This is the explanation of this parameter from Oracle. This is the description of the description in the explanation. From the documentation we know that this parameter is not modifiable (Modifiable: No). But in fact I can modify it:
sys@ORCL>alter system set control_files = '/u01/app/oracle/oradata/orcl/control01.ctl,/u01/app/oracle/flash_recovery_area/orcl/control02.ctl';
alter system set control_files = '/u01/app/oracle/oradata/orcl/control01.ctl,/u01/app/oracle/flash_recovery_area/orcl/control02.ctl'
*
ERROR at line 1:
ORA-02095: specified initialization parameter cannot be modified
sys@ORCL>alter system set control_files = '/u01/app/oracle/oradata/orcl/control01.ctl,/u01/app/oracle/flash_recovery_area/orcl/control02.ctl' scope = spfile;
System altered.
sys@ORCL>
So, what does it mean by Modifiable: No in the documentation?
BTW, this is my Oracle version:
sys@ORCL>select * from v$version;
BANNER
--------------------------------------------------------------------------------
Oracle Database 11g Enterprise Edition Release 11.2.0.1.0 - 64bit Production
PL/SQL Release 11.2.0.1.0 - Production
CORE 11.2.0.1.0 Production
TNS for Linux: Version 11.2.0.1.0 - Production
NLSRTL Version 11.2.0.1.0 - Production
sys@ORCL>
Thanks,
Best Answer
When you see Modifiable you should read MEMORY Modifiable.
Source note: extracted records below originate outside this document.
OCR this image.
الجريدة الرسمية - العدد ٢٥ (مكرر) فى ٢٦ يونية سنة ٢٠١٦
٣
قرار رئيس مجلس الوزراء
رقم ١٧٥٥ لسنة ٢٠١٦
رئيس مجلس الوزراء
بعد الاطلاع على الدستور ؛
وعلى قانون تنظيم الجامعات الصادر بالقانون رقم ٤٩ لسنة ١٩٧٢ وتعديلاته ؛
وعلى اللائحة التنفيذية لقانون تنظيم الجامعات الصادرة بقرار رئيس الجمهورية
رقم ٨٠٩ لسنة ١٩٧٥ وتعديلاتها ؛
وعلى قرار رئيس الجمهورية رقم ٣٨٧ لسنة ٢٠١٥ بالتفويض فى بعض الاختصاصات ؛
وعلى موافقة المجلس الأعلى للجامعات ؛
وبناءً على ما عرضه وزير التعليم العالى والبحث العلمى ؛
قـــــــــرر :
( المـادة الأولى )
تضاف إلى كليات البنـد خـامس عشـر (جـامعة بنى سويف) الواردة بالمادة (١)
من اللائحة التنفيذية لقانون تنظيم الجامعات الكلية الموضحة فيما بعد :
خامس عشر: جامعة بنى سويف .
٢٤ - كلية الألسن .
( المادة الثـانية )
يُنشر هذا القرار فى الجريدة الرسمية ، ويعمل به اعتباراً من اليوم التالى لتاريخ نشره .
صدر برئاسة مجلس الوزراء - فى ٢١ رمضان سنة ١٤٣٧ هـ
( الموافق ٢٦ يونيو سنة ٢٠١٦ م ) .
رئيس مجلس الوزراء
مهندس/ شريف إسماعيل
For ALTER SYSTEM then this would mean can the parameter be modified in memory for the system. The Database Reference document you site includes part of this information:
To understand what will happen in entirety you have to understand the SCOPE parameter and what happens when no SCOPE is specified. From the SQL Language Reference we can see that the ALTER SYSTEM statement can have three different SCOPE specifiers or none at all.
So, since you were able to specify a scope of SPFILE, we can infer that you are using an SPFILE, so the default for the first ALTER SYSTEM when you did not specify a scope was BOTH which would fail because the parameter is not MEMORY modifiable. You can prove this by repeating your first ALTER SYSTEM and adding SCOPE=BOTH or SCOPE=MEMORY both of which will also fail.